Jon Daniel Franklin was born January 13, 1942, in Enid, Oklahoma, to Benjamin and Wilma (Winburn) Franklin. His father was an electrician whose work on construction sites in the southwest often uprooted the family.

John aspired to be a scientist, but because of the transience of his family he was educated mainly in what he called the “universal school for writers”: the novels of Fitzgerald and Hemingway and the stories of the Saturday Evening Post.

Bullied in gang fights as a white minority boy in mostly Hispanic Sante Fe, his father gave him a battered Underwood typewriter, who urged him to vent his hostility with his fingers rather than his fists .

In 1959, John dropped out of high school to join the Navy. He served for eight years as a naval reporter aboard aircraft carriers and later served an apprenticeship at All Hands magazine, a Pentagon publication where, he said, a demanding editor honed his talents.

He attended the University of Maryland under the GI Bill, graduating with a degree in journalism in 1970. He worked as a reporter and editor for The Prince Georges Post in Maryland before The Baltimore Evening Sun hired him as a staff writer in 1970. He won the Pulitzer covering science.

“I’m a science writer, but I don’t write about science,” he said in the Nieman interview. “I write about people. Science is just the scenario.”

He left The Evening Sun in 1985 and returned to the University of Maryland, this time as a professor and chair of the journalism department. He went on to head the creative writing program at the University of Oregon for a time and take a writing job at The News & Observer in Raleigh.

Returning again to the University of Maryland, he was awarded the first Merrill Professorship in Journalism in 2001. Gene Roberts, a faculty colleague who had been executive editor of the Philadelphia Inquirer and managing editor of the New York Times, greeted Franklin. as “one of the greatest feature professionals and teachers in all of journalism.” He retired as a professor in 2010.

Mr. Franklin’s marriage to Nancy Creevan ended in divorce. He married Lynn Scheidhauer in 1988. In addition to his wife, his survivors include two daughters, Catherine Franklin Abzug and Teresa June Franklin, from his first marriage.

Among his other books is “The Wolf in the Parlor: The Eternal Connection Between Humans and Dogs” (2000), in which he describes how the Franklins’ poodle, Sam, woke the family when their house caught fire.
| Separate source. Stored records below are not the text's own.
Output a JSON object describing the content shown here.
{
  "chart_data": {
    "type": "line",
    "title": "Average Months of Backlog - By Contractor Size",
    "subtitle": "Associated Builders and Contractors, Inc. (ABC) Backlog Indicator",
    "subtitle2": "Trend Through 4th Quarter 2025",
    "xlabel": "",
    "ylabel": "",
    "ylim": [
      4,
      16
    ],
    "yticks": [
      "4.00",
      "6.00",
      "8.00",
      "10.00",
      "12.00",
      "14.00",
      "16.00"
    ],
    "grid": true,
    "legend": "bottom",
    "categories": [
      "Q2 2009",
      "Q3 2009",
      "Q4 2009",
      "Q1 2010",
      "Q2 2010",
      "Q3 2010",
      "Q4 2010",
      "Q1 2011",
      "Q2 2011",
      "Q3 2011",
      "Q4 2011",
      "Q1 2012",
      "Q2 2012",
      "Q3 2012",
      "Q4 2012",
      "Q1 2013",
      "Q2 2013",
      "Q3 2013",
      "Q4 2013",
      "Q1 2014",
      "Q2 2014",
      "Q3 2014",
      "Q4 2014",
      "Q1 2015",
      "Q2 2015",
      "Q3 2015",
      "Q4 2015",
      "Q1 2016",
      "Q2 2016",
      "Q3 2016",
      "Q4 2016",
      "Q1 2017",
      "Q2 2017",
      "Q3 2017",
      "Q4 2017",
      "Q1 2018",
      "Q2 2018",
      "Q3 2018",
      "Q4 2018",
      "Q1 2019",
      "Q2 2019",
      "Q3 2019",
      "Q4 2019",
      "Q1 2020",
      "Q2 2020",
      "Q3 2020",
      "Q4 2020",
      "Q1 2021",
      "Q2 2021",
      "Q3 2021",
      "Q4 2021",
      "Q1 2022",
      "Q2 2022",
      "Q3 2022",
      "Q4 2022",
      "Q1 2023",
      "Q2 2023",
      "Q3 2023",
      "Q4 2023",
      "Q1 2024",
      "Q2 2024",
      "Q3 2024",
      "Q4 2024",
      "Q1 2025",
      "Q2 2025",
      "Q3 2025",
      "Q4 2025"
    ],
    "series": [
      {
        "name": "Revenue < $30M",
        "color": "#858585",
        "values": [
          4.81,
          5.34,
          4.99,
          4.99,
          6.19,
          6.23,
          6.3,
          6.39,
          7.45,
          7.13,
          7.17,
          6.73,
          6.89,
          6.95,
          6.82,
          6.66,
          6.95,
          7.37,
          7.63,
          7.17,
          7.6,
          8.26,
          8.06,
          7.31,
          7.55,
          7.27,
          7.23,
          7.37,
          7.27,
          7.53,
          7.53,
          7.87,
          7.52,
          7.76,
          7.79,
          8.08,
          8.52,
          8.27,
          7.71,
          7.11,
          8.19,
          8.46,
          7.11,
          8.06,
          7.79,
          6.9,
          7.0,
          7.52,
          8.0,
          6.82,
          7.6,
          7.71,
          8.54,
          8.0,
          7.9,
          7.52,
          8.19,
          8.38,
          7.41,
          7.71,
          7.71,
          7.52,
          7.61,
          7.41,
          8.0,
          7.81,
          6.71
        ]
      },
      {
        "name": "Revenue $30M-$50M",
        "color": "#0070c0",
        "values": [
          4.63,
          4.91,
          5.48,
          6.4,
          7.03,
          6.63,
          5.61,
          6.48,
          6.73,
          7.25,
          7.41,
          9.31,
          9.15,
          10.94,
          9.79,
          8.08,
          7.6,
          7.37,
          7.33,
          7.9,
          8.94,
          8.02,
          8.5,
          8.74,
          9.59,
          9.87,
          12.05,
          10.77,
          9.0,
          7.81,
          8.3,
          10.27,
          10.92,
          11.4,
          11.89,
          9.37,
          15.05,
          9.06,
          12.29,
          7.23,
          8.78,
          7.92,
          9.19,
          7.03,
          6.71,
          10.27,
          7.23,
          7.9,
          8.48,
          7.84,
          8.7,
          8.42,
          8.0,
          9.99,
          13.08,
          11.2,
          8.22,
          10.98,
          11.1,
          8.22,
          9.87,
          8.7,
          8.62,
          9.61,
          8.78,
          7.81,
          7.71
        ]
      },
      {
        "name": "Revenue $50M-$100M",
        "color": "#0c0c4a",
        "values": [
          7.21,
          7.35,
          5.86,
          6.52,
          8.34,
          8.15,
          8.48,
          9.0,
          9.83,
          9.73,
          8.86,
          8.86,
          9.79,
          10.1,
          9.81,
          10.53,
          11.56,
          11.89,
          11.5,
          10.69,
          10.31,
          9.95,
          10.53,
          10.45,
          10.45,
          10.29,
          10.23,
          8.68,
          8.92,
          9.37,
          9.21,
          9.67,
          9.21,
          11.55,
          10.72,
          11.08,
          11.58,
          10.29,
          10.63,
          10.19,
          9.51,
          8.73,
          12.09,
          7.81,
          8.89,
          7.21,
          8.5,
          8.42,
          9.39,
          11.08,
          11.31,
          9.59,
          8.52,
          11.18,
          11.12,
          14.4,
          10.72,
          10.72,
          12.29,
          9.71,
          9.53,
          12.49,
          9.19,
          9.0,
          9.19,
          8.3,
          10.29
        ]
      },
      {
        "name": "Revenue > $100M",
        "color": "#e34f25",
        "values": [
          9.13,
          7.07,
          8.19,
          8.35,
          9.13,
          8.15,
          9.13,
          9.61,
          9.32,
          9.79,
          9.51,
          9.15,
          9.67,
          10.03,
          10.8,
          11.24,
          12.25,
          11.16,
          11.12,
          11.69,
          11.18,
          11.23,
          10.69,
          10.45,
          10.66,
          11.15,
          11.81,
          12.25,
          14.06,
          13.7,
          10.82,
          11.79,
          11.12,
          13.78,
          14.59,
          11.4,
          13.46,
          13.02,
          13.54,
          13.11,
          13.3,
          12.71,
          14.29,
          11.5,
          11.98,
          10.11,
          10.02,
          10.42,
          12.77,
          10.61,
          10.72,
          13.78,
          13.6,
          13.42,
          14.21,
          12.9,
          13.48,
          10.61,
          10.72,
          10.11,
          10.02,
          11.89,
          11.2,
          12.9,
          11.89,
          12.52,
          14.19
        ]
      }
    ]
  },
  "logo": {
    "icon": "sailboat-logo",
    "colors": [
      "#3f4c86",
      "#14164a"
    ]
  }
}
For a writer whose surgical experience only went so far as having his thumb reattached after it was severed in a fall on the sidewalk, Franklin’s story about the “monster” aneurysm pressing on Edna Kelly’s brain was rich in detail and accessible images. The increasing pressure on the arterial wall, he wrote, was like “a tire about to explode, a balloon ready to burst, a time bomb the size of a pea.”
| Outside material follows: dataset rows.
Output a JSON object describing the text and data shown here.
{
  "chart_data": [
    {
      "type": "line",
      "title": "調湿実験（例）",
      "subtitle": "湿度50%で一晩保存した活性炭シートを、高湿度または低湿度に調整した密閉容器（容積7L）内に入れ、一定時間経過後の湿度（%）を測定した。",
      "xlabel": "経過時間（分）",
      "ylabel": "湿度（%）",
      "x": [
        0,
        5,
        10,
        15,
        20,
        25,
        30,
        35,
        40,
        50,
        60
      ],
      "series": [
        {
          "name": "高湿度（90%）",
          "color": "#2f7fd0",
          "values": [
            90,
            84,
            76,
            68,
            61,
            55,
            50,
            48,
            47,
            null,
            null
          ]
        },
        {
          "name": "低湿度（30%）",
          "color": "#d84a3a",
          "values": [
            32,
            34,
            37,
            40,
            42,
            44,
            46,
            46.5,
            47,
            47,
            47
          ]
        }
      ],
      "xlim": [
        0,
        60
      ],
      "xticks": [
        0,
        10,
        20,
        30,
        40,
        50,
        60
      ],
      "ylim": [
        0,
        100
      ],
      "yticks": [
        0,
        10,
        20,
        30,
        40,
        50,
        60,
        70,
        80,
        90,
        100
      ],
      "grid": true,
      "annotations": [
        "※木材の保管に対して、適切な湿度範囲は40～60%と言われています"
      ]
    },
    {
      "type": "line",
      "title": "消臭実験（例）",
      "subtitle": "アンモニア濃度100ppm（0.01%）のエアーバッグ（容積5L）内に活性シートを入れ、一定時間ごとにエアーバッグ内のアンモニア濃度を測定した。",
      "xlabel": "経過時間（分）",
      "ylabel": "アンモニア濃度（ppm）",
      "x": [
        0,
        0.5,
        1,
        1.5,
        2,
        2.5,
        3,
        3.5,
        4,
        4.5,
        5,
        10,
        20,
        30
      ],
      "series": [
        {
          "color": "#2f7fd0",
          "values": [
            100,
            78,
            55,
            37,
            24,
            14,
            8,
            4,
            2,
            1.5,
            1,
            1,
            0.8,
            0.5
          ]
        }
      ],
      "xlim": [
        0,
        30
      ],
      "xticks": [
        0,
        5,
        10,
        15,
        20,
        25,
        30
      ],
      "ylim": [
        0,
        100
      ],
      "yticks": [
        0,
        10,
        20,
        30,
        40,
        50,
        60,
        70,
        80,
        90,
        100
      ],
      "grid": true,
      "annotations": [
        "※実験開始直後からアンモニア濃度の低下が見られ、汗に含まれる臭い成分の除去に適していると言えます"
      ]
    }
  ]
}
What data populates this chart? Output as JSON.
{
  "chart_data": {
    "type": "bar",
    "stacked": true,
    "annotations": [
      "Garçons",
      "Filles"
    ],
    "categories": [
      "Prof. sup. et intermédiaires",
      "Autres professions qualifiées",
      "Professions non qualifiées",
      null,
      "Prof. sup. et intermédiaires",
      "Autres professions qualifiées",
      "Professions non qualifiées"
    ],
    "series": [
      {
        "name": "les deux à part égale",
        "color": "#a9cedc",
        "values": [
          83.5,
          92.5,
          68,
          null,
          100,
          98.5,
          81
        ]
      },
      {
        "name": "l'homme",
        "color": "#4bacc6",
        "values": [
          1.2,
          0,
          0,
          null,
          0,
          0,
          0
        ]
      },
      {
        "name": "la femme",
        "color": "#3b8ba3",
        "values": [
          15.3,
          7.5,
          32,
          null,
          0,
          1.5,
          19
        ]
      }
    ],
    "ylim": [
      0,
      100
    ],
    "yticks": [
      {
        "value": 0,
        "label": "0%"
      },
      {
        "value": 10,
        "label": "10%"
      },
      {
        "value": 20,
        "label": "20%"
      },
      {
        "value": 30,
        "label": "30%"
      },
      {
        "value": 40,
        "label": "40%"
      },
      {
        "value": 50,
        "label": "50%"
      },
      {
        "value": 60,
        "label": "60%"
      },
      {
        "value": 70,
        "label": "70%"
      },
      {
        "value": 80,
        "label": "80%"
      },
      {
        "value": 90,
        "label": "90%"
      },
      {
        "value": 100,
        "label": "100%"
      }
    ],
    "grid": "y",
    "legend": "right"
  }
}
Mrs. Kelly was willing to die rather than live with the monster. Her story wasn’t about a miracle. But she begins and ends by invoking nourishment, without which life and miracles cannot exist:

Breakfast waffles prepared by the wife of Dr. Thomas Barbee Ducker, chief brain surgeon at the University of Maryland Hospital. No coffee. They make his hands shake, Mr. Franklin wrote. Once the surgery is over, what awaits Dr. Ducker are more medical challenges and a peanut butter sandwich that his wife had packaged in a brown bag with Fig Newtons and a banana.

“Mrs. Kelly is dying,” Mr. Franklin wrote.

“The clock on the wall, near where Dr. Ducker sits, reads 1:43, and it’s over.

“’It’s hard to say what to do. We’ve been thinking about it for six weeks. But, you know, there are certain things… that’s just as far as you can go. I really don’t know.”

«Put the sandwich, the banana and the Fig Newtons on the table in front of him, neatly, the same way the nurse arranged the instruments.

“’It was triple jeopardy,’ he says finally, staring at his peanut butter sandwich the same way he stared at his X-rays. “It was triple jeopardy.”

“It’s 1:43 and it’s over.

“Dr. Ducker morosely bites into the sandwich. He must move forward. The monster won.”